The story is a very dark presentation of the underbelly of society. Children as young as thirteen are already involved with gangs and they live a life of drug dealing and violence rather than going to school. The story also takes a closer look at the causes of domestic violence. Kotlowitz observes that children who grow up in dysfunctional environments are far more likely to have a violent outlook upon it. He also believes that if given half a chance, these same children could probably succeed in life. He sees the lack of opportunities as a violation of the children's rights, because those in charge of public welfare projects do not spend the money on the children, and the things, that they are supposed to, thereby perpetuating the problems that they are being paid to solve.

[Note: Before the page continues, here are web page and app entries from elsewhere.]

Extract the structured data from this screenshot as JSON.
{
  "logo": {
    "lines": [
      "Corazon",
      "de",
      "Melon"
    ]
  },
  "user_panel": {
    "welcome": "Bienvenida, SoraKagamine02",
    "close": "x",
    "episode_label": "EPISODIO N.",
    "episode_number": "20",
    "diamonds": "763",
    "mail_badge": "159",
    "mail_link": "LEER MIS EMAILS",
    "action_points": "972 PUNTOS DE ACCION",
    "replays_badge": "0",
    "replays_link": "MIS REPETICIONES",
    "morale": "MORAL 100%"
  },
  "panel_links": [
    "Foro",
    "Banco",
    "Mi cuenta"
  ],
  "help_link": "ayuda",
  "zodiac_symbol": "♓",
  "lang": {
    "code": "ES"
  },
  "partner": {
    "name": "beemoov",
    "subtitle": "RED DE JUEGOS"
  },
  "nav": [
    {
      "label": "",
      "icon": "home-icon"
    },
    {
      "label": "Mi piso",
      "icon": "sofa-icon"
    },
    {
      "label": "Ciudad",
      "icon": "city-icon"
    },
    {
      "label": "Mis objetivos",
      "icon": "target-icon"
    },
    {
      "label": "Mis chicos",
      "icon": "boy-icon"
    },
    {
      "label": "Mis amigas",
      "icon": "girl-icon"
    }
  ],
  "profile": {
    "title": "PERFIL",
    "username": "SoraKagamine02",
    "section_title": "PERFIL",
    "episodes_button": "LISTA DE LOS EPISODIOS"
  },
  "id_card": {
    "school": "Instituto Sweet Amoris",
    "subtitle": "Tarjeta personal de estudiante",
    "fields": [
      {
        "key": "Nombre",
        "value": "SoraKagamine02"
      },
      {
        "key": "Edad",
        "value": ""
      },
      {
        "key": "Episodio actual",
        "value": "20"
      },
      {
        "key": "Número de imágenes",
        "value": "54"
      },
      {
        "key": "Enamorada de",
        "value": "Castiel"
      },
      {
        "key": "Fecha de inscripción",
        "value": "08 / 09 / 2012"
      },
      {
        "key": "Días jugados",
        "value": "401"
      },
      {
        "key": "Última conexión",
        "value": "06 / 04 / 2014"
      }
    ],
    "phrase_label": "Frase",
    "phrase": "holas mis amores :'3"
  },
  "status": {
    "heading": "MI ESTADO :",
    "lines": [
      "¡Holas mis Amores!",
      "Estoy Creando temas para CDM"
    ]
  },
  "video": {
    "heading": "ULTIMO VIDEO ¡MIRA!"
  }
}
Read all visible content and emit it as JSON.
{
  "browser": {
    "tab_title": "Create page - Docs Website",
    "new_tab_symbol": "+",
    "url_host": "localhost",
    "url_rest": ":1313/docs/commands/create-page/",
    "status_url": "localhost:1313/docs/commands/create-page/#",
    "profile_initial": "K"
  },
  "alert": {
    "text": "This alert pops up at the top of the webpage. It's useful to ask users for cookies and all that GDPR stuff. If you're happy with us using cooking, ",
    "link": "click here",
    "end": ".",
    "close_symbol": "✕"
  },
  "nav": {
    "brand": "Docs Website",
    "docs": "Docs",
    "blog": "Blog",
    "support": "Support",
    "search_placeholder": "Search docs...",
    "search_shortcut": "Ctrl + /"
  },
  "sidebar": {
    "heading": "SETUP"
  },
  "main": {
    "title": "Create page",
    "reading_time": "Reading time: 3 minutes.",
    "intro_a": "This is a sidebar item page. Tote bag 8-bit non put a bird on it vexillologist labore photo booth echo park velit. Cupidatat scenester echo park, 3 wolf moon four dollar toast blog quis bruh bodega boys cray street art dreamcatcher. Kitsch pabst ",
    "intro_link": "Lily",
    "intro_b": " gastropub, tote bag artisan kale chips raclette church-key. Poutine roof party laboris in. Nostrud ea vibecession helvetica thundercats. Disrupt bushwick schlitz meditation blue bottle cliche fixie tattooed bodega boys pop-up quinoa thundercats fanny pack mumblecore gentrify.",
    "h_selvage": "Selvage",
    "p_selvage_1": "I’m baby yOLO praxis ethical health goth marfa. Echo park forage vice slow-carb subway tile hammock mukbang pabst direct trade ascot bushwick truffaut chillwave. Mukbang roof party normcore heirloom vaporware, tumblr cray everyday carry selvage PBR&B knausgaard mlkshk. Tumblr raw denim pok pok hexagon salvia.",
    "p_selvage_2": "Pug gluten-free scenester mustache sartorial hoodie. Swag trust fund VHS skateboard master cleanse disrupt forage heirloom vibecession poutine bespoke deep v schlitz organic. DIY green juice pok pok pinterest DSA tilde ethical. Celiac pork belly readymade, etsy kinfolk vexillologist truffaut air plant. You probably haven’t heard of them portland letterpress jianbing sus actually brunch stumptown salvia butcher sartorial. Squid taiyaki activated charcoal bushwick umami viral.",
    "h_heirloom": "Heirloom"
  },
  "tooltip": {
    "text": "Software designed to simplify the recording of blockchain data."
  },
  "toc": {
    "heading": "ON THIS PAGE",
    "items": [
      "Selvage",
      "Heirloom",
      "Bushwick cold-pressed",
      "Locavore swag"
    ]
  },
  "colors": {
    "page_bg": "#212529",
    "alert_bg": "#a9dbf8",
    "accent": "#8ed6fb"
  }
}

In order to research the book, Kotlowitz spent three years with Lafayette and Pharaoh Rivers, and their family. He conducts numerous interviews and compiles the book from several points of view, making the book a combination of journalistic reporting, urban non-fiction and biography. His diligent research paid off; he received four prestigious awards, and the book was selected as one of the one hundred and fifty most important books of the twentieth century. by the New York Public Library. It was also adapted into a television movie by Oprah Winfrey who both produced and starred in it.
The title is inspired by something that LaJoe Rivers says, commenting about how bleak her life has always been - "but you know there ain't no children here; theyve seen too much to be children."